Gleich zu Prozessbeginn war die Verteidigung in die Offensive gegangen: Die Anwälte stellten einen Befangenheitsantrag gegen die Vertreter der Generalbundesanwaltschaft, weil es "erhebliche Zweifel an ihrer Neutralität" gebe. Ritscher wies den Antrag als "viele Worte und viel Getöse" und als abwegig zurück. Der Senat lehnte eine Aussetzung des Verfahrens ab.

Verteidiger gehen in die Offensive

Die Verteidiger, darunter Ricarda Lang und Jan Bockemühl, wollen nun Bundesjustizministerin Sabine Leutheusser-Schnarrenberger (FDP) einschalten, damit andere Vertreter der Bundesanwaltschaft in dem Prozess die Anklage vertreten. Die Verteidiger monierten, dass Staatsanwälte selbst in Zentralafrika Zeugen vernommen haben und dazu aussagen würden. Die Verteidigerin Murwanashyakas, Lang, beklagte, keinen vollen Einblick in die Ermittlungsakten zu haben.
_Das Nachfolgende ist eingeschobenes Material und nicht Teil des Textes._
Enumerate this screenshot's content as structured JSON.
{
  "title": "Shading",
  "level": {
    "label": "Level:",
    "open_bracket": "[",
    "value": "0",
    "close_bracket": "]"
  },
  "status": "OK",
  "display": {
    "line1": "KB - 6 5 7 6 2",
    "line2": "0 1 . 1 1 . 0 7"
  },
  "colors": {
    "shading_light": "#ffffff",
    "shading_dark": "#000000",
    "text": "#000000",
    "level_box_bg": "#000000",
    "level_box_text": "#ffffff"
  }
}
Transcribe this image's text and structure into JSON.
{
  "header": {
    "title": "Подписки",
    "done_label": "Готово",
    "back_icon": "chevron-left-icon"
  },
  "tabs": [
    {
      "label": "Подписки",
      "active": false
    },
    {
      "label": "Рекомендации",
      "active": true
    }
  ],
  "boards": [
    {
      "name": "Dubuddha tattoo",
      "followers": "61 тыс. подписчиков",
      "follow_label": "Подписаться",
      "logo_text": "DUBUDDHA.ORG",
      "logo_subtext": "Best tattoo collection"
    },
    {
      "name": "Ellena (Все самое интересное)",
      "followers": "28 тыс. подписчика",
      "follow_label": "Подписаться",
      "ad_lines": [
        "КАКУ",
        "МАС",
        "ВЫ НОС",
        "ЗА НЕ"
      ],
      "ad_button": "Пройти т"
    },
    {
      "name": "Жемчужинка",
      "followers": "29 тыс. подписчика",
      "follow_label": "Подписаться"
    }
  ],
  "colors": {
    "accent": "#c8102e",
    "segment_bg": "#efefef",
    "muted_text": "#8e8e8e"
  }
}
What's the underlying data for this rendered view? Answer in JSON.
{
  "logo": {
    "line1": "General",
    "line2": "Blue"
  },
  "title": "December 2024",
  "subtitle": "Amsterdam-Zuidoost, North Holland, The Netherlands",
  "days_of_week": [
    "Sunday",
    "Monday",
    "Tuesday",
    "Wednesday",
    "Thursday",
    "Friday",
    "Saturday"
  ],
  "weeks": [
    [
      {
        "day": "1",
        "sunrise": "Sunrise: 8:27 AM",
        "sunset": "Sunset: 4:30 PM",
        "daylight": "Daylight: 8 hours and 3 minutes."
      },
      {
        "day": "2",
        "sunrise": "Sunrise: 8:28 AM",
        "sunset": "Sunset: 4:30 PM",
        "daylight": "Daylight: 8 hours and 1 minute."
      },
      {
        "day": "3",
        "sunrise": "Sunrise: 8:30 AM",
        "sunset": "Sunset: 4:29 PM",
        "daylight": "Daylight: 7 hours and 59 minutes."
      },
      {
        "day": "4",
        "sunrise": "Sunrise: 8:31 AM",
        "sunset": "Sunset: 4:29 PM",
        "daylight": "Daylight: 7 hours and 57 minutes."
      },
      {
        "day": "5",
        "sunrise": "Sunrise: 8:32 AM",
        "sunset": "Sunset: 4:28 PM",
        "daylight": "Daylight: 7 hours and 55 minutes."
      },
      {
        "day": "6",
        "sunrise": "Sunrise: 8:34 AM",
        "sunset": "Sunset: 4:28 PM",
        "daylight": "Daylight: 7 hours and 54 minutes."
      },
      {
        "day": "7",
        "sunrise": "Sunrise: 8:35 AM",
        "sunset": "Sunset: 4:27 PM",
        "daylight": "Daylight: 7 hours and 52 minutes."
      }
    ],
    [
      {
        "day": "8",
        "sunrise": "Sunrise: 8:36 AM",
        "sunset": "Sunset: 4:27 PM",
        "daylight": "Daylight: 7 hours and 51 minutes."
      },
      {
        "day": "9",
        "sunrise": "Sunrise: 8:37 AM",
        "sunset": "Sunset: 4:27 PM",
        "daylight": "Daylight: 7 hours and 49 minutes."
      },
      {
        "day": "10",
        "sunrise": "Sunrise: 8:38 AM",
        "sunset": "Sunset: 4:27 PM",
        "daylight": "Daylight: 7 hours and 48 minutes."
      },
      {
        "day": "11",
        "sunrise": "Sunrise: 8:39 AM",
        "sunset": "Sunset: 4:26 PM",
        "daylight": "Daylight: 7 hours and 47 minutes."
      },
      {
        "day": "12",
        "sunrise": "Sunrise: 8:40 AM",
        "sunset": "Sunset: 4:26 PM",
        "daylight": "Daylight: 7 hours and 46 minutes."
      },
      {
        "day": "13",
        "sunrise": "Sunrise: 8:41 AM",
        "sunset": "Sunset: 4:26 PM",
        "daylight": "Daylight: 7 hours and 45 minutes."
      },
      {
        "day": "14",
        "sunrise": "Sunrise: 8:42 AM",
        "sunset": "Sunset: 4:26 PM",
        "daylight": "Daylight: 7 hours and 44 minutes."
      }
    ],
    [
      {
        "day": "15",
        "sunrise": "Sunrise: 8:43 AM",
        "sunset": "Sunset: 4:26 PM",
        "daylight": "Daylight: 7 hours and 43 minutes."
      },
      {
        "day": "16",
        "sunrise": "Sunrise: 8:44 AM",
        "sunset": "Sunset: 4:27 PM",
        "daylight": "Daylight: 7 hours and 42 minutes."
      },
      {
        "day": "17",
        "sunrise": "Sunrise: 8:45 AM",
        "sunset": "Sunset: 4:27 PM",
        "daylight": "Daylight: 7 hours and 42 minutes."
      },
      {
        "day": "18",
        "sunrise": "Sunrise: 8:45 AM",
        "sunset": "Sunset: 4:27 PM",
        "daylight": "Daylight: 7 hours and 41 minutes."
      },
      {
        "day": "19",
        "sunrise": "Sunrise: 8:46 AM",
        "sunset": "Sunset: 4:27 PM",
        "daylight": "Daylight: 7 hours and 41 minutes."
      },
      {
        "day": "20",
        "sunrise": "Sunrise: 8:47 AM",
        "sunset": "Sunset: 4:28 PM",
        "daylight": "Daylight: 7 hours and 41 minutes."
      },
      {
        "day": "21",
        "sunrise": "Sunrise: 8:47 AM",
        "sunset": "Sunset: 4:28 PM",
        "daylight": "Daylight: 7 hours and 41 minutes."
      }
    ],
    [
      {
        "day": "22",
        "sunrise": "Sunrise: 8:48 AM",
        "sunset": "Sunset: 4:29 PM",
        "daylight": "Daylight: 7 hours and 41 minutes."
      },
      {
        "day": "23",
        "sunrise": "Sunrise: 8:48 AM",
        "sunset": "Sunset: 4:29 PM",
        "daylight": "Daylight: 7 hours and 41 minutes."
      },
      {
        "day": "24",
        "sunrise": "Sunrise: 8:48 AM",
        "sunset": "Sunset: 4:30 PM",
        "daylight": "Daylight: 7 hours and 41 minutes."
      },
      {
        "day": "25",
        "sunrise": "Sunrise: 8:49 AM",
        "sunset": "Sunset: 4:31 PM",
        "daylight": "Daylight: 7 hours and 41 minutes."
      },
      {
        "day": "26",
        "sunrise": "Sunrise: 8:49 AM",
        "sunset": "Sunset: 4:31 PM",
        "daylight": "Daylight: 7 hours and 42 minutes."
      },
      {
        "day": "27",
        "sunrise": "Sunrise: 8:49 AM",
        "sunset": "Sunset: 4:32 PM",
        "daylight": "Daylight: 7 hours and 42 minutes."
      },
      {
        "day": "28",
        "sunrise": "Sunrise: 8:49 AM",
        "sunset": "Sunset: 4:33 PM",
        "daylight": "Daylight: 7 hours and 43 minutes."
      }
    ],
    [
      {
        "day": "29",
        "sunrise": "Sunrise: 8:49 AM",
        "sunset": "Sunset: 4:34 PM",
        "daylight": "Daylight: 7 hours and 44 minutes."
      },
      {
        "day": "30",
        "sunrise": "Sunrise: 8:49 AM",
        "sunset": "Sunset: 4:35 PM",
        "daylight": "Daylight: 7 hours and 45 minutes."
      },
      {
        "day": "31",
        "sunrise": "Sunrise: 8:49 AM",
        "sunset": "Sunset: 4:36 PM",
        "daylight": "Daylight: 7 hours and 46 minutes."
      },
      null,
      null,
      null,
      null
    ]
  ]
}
Die Anwältin Musonis, Andrea Groß-Bölting, verlangte die Einstellung des Verfahrens und die Freilassung ihres Mandanten. Die Beweise bestünden im wesentlichen aus der Vernehmung von zehn anonymisierten Zeugen in Ruanda. Dabei seien Dolmetscher eingesetzt worden, die die ruandische Regierung ausgewählt habe. Sie berief sich dabei auf eine Aussage von Generalbundesanwältin Monika Harms bei einem Juristentreffen. Ritscher wies dies zurück. Die Dolmetscher seien ohne Mitwirkung der ruandischen Regierung bestimmt worden.